In 2003, Solan-Galego et al. collected 95 dog urine samples from animals suffering from a variety of diseases that were examined for the presence of anti-Leishmania antibodies by a protein A ELISA. Of the 95 urine samples tested, 35 were found to be positive, 57 were found to be negative and three were found to be inconclusive. For the 35 positive urine samples, 26 had confirmed leishmaniasis. Results showed that urine antibodies were found only in proteinuric dogs. [16]
The only other commercially available urine test (KAtex) for the detection of VL has shown varied results. A study from Nepal showed very low sensitivity (47.7%) but high specificity (98.7%) for KAtex. [10] Similar studies, both in the Indian subcontinent and in different African countries, have demonstrated a low sensitivity of KAtex (55.6-67%). [8],[17] This is a major limitation of KAtex as a reliable tool, and highlights the importance of urine k39 as a reliable, field applicable test.

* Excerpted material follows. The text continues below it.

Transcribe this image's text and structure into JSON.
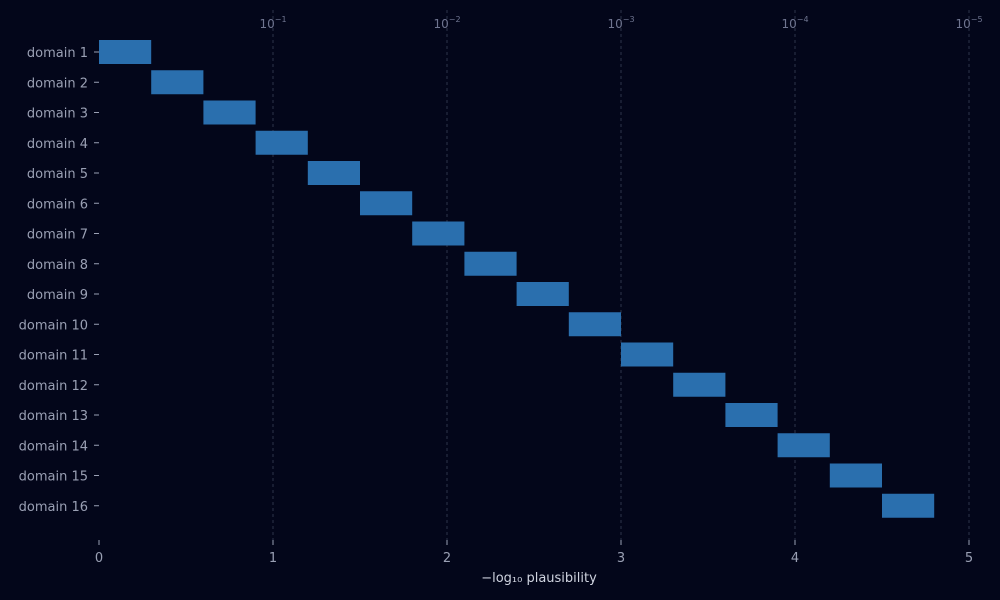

The apparent limitation of the study is that urine testing has more false-positive results in comparison with blood testing (13.67% for urine vs. 9.45% for blood). The apparent false-positive results may not be true false positive as the test subjects were from VL-endemic areas and could be exposed to L. donovani infection.

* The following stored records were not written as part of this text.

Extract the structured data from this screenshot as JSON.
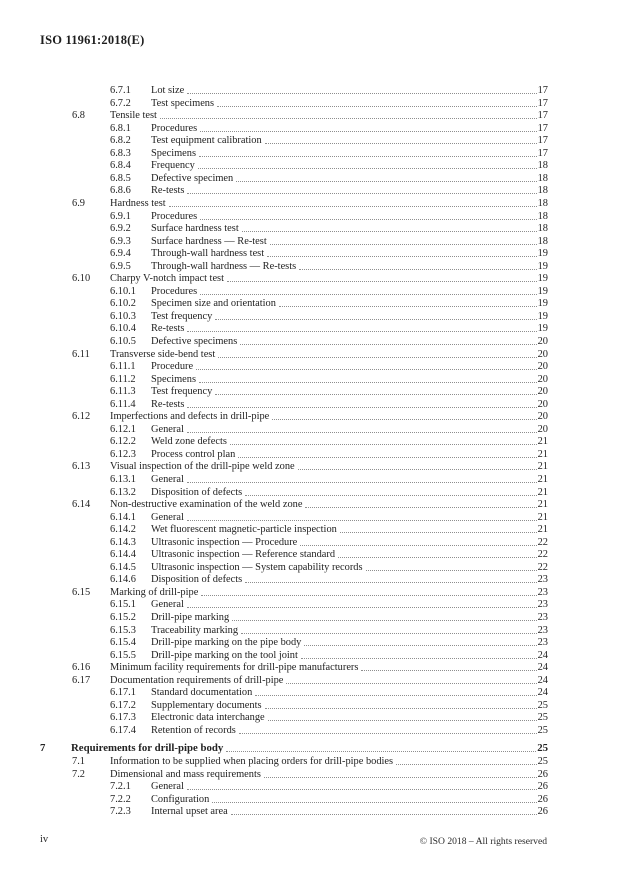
{
  "header": {
    "title": "ISO 11961:2018(E)"
  },
  "toc": {
    "entries": [
      {
        "level": 3,
        "num": "6.7.1",
        "title": "Lot size",
        "page": "17"
      },
      {
        "level": 3,
        "num": "6.7.2",
        "title": "Test specimens",
        "page": "17"
      },
      {
        "level": 2,
        "num": "6.8",
        "title": "Tensile test",
        "page": "17"
      },
      {
        "level": 3,
        "num": "6.8.1",
        "title": "Procedures",
        "page": "17"
      },
      {
        "level": 3,
        "num": "6.8.2",
        "title": "Test equipment calibration",
        "page": "17"
      },
      {
        "level": 3,
        "num": "6.8.3",
        "title": "Specimens",
        "page": "17"
      },
      {
        "level": 3,
        "num": "6.8.4",
        "title": "Frequency",
        "page": "18"
      },
      {
        "level": 3,
        "num": "6.8.5",
        "title": "Defective specimen",
        "page": "18"
      },
      {
        "level": 3,
        "num": "6.8.6",
        "title": "Re-tests",
        "page": "18"
      },
      {
        "level": 2,
        "num": "6.9",
        "title": "Hardness test",
        "page": "18"
      },
      {
        "level": 3,
        "num": "6.9.1",
        "title": "Procedures",
        "page": "18"
      },
      {
        "level": 3,
        "num": "6.9.2",
        "title": "Surface hardness test",
        "page": "18"
      },
      {
        "level": 3,
        "num": "6.9.3",
        "title": "Surface hardness — Re-test",
        "page": "18"
      },
      {
        "level": 3,
        "num": "6.9.4",
        "title": "Through-wall hardness test",
        "page": "19"
      },
      {
        "level": 3,
        "num": "6.9.5",
        "title": "Through-wall hardness — Re-tests",
        "page": "19"
      },
      {
        "level": 2,
        "num": "6.10",
        "title": "Charpy V-notch impact test",
        "page": "19"
      },
      {
        "level": 3,
        "num": "6.10.1",
        "title": "Procedures",
        "page": "19"
      },
      {
        "level": 3,
        "num": "6.10.2",
        "title": "Specimen size and orientation",
        "page": "19"
      },
      {
        "level": 3,
        "num": "6.10.3",
        "title": "Test frequency",
        "page": "19"
      },
      {
        "level": 3,
        "num": "6.10.4",
        "title": "Re-tests",
        "page": "19"
      },
      {
        "level": 3,
        "num": "6.10.5",
        "title": "Defective specimens",
        "page": "20"
      },
      {
        "level": 2,
        "num": "6.11",
        "title": "Transverse side-bend test",
        "page": "20"
      },
      {
        "level": 3,
        "num": "6.11.1",
        "title": "Procedure",
        "page": "20"
      },
      {
        "level": 3,
        "num": "6.11.2",
        "title": "Specimens",
        "page": "20"
      },
      {
        "level": 3,
        "num": "6.11.3",
        "title": "Test frequency",
        "page": "20"
      },
      {
        "level": 3,
        "num": "6.11.4",
        "title": "Re-tests",
        "page": "20"
      },
      {
        "level": 2,
        "num": "6.12",
        "title": "Imperfections and defects in drill-pipe",
        "page": "20"
      },
      {
        "level": 3,
        "num": "6.12.1",
        "title": "General",
        "page": "20"
      },
      {
        "level": 3,
        "num": "6.12.2",
        "title": "Weld zone defects",
        "page": "21"
      },
      {
        "level": 3,
        "num": "6.12.3",
        "title": "Process control plan",
        "page": "21"
      },
      {
        "level": 2,
        "num": "6.13",
        "title": "Visual inspection of the drill-pipe weld zone",
        "page": "21"
      },
      {
        "level": 3,
        "num": "6.13.1",
        "title": "General",
        "page": "21"
      },
      {
        "level": 3,
        "num": "6.13.2",
        "title": "Disposition of defects",
        "page": "21"
      },
      {
        "level": 2,
        "num": "6.14",
        "title": "Non-destructive examination of the weld zone",
        "page": "21"
      },
      {
        "level": 3,
        "num": "6.14.1",
        "title": "General",
        "page": "21"
      },
      {
        "level": 3,
        "num": "6.14.2",
        "title": "Wet fluorescent magnetic-particle inspection",
        "page": "21"
      },
      {
        "level": 3,
        "num": "6.14.3",
        "title": "Ultrasonic inspection — Procedure",
        "page": "22"
      },
      {
        "level": 3,
        "num": "6.14.4",
        "title": "Ultrasonic inspection — Reference standard",
        "page": "22"
      },
      {
        "level": 3,
        "num": "6.14.5",
        "title": "Ultrasonic inspection — System capability records",
        "page": "22"
      },
      {
        "level": 3,
        "num": "6.14.6",
        "title": "Disposition of defects",
        "page": "23"
      },
      {
        "level": 2,
        "num": "6.15",
        "title": "Marking of drill-pipe",
        "page": "23"
      },
      {
        "level": 3,
        "num": "6.15.1",
        "title": "General",
        "page": "23"
      },
      {
        "level": 3,
        "num": "6.15.2",
        "title": "Drill-pipe marking",
        "page": "23"
      },
      {
        "level": 3,
        "num": "6.15.3",
        "title": "Traceability marking",
        "page": "23"
      },
      {
        "level": 3,
        "num": "6.15.4",
        "title": "Drill-pipe marking on the pipe body",
        "page": "23"
      },
      {
        "level": 3,
        "num": "6.15.5",
        "title": "Drill-pipe marking on the tool joint",
        "page": "24"
      },
      {
        "level": 2,
        "num": "6.16",
        "title": "Minimum facility requirements for drill-pipe manufacturers",
        "page": "24"
      },
      {
        "level": 2,
        "num": "6.17",
        "title": "Documentation requirements of drill-pipe",
        "page": "24"
      },
      {
        "level": 3,
        "num": "6.17.1",
        "title": "Standard documentation",
        "page": "24"
      },
      {
        "level": 3,
        "num": "6.17.2",
        "title": "Supplementary documents",
        "page": "25"
      },
      {
        "level": 3,
        "num": "6.17.3",
        "title": "Electronic data interchange",
        "page": "25"
      },
      {
        "level": 3,
        "num": "6.17.4",
        "title": "Retention of records",
        "page": "25"
      },
      {
        "level": 1,
        "num": "7",
        "title": "Requirements for drill-pipe body",
        "page": "25"
      },
      {
        "level": 2,
        "num": "7.1",
        "title": "Information to be supplied when placing orders for drill-pipe bodies",
        "page": "25"
      },
      {
        "level": 2,
        "num": "7.2",
        "title": "Dimensional and mass requirements",
        "page": "26"
      },
      {
        "level": 3,
        "num": "7.2.1",
        "title": "General",
        "page": "26"
      },
      {
        "level": 3,
        "num": "7.2.2",
        "title": "Configuration",
        "page": "26"
      },
      {
        "level": 3,
        "num": "7.2.3",
        "title": "Internal upset area",
        "page": "26"
      }
    ]
  },
  "footer": {
    "page_label": "iv",
    "copyright": "© ISO 2018 – All rights reserved"
  }
}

Although cellular immunity is depressed in VL, humoral immunity remains intact. As a result, high levels of long-lasting antibodies are produced against Leishmania, but these are not protective. Antibody production occurs in both clinical and sub-clinical infections. For about 100 sub-clinical infections, about one clinically overt VL case occurs. Therefore, the urine test in the present form can detect VL among disease suspects (fever >2 weeks and splenomegaly not responding to anti-malarials or antibiotics in endemic areas). Larger studies in different endemic regions in diverse geographic locations are required to test our hypothesis that the test may also be used to detect sub-clinical infections in epidemiological settings.
After compilation of data, recently, we found that a new HIV/VL coinfected patient showed a positive result with the urine test but a negative result with the blood sample. Thus, the urine test helped us to suspect VL in a HIV patient with pyrexia of unknown origin (PUO) tested to be non-reactive to the rK39 strip test with the blood sample. In the future, a larger number of patients should be evaluated with the present technique described, with special regard toward field applicability, cost-effectiveness and comparison with other available urine testing measures.
In conclusion, the present study has the potentiality of providing a new, yet simple screening tool for VL.
Acknowledgments
The authors are indebted to Syamal Roy Chowdhury, InBios International Inc., Seattle, USA for supplying the rK39 rapid diagnostic kits for Kala Azar (Kalazar Detect TM ). They also acknowledge the encouragement and help by the Director and staff of the School of Tropical Medicine, Kolkata, India. They also are thankful to the Director and faculties of the Department of Medicine, Institution of Post Graduate Medical Education and Research, for the encouragement and support.